Japan’s Environment Ministry is looking to boost the deployment of ground mounted solar farms by offering extra support to projects being built on landfill sites that have reached full capacity, according to reports in the Japanese press.
According to newspaper Asahi Shimbun and other sources, a study commissioned by the ministry in 2013 and recently concluded, found that the total area spanned by landfill sites could accommodate around 7.4GW of extra solar generation capacity if utilised effectively.
The ministry posted a document on its website highlighting some of the issues and confirming that the scheme is expected to last three fiscal years. It explains that many of the sites could not otherwise be repurposed for use and that solar plants would represent something of an opportunity to reuse land from which contaminated groundwater and chemicals might have to be pumped. The ministry's document states that it will continue to fund and carry out feasibility studies on landfill sites as well as offering direct support for the construction and development projects.

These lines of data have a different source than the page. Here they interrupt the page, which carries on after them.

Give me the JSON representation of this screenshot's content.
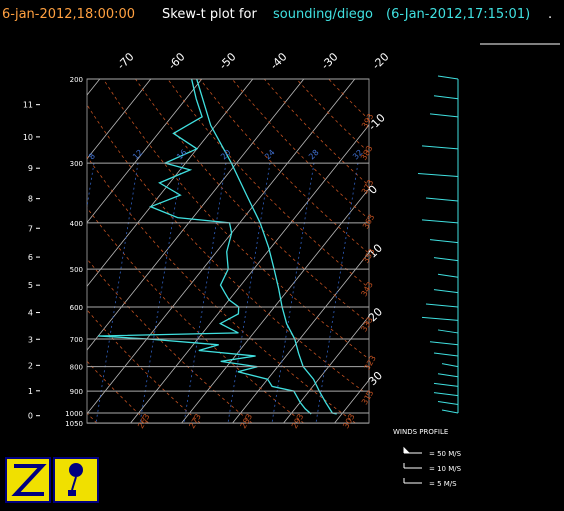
{
  "chart_data": {
    "type": "skewt",
    "header": {
      "time": "6-jan-2012,18:00:00",
      "prefix": "Skew-t plot for",
      "station": "sounding/diego",
      "issued": "(6-Jan-2012,17:15:01)",
      "end": "."
    },
    "pressure_ticks": [
      200,
      300,
      400,
      500,
      600,
      700,
      800,
      900,
      1000,
      1050
    ],
    "height_ticks": [
      0,
      1,
      2,
      3,
      4,
      5,
      6,
      7,
      8,
      9,
      10,
      11
    ],
    "temp_ticks_top": [
      -70,
      -60,
      -50,
      -40,
      -30,
      -20
    ],
    "temp_ticks_right": [
      -10,
      0,
      10,
      20,
      30
    ],
    "dry_adiabats": [
      253,
      263,
      273,
      283,
      293,
      303,
      313,
      323,
      333,
      343,
      353,
      363,
      373,
      383,
      393
    ],
    "moist_labels": [
      8,
      12,
      16,
      20,
      24,
      28,
      32
    ],
    "temperature": {
      "color": "#40e0e0",
      "pressure": [
        1005,
        1000,
        950,
        900,
        850,
        800,
        750,
        700,
        650,
        600,
        550,
        500,
        450,
        400,
        350,
        300,
        250,
        200
      ],
      "values": [
        29,
        28,
        25,
        22,
        19,
        15,
        12,
        9,
        5,
        1.5,
        -2,
        -6,
        -10.5,
        -16,
        -23,
        -31,
        -41,
        -51
      ]
    },
    "dewpoint": {
      "color": "#40e0e0",
      "pressure": [
        1005,
        980,
        950,
        900,
        880,
        850,
        820,
        800,
        780,
        760,
        740,
        720,
        700,
        690,
        680,
        650,
        620,
        600,
        580,
        560,
        540,
        500,
        460,
        420,
        400,
        390,
        370,
        350,
        330,
        310,
        300,
        280,
        260,
        240,
        220,
        200
      ],
      "values": [
        24,
        22,
        20,
        17,
        12,
        10,
        3,
        6,
        -2,
        4,
        -8,
        -5,
        -20,
        -30,
        -3,
        -8,
        -6,
        -7,
        -10,
        -12,
        -14,
        -15,
        -18,
        -20,
        -22,
        -33,
        -40,
        -36,
        -42,
        -38,
        -44,
        -40,
        -47,
        -44,
        -48,
        -52
      ]
    },
    "winds": {
      "title": "WINDS PROFILE",
      "color": "#40e0e0",
      "pressure": [
        1000,
        960,
        920,
        880,
        840,
        800,
        760,
        720,
        680,
        640,
        600,
        560,
        520,
        480,
        440,
        400,
        360,
        320,
        280,
        240,
        220,
        200
      ],
      "speed": [
        4,
        5,
        6,
        6,
        5,
        4,
        6,
        7,
        5,
        9,
        8,
        6,
        5,
        6,
        7,
        9,
        8,
        10,
        9,
        7,
        6,
        5
      ],
      "legend": [
        "= 50 M/S",
        "= 10 M/S",
        "= 5 M/S"
      ]
    }
  }
}
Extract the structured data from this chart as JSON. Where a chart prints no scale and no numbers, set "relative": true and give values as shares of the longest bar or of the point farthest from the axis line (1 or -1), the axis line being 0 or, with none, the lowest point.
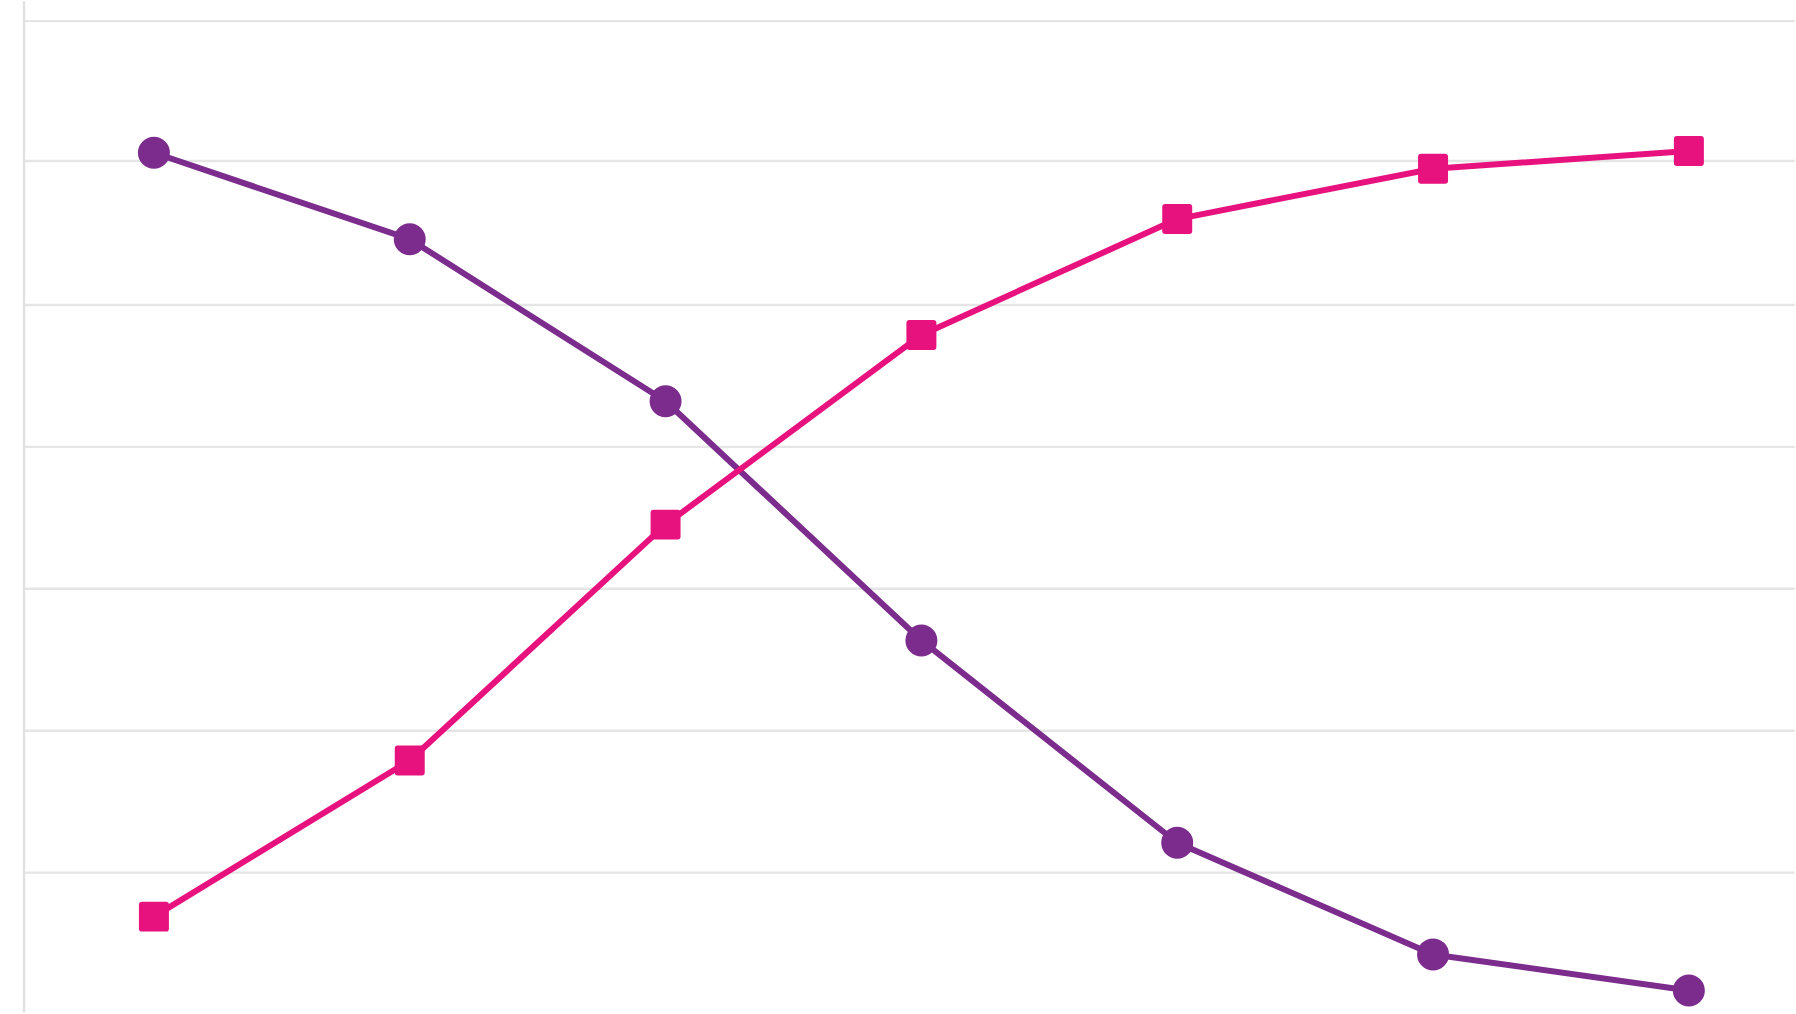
{
  "chart_data": {
    "type": "line",
    "relative": true,
    "categories": [
      null,
      null,
      null,
      null,
      null,
      null,
      null
    ],
    "series": [
      {
        "color": "#7b2c8c",
        "marker": "circle",
        "values": [
          0.998,
          0.895,
          0.702,
          0.417,
          0.176,
          0.043,
          0
        ]
      },
      {
        "color": "#e8127f",
        "marker": "square",
        "values": [
          0.088,
          0.274,
          0.555,
          0.781,
          0.919,
          0.979,
          1.0
        ]
      }
    ],
    "grid": "y",
    "line_style": "solid"
  }
}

Recently, the Japanese solar industry has suffered highly publicised difficulties in getting hundreds of approved projects online. While some 35GW of projects have been approved by the Japanese government, only a fraction have been connected, due to reasons that include lack of available grid capacity and a shortage of suitable land. Some commentators have warned that high levels of public approval for solar that have been enjoyed in recent times could be in jeopardy if electricity prices for consumers continue to rise, attributed in part to the struggle to continue adding renewable energy capacity.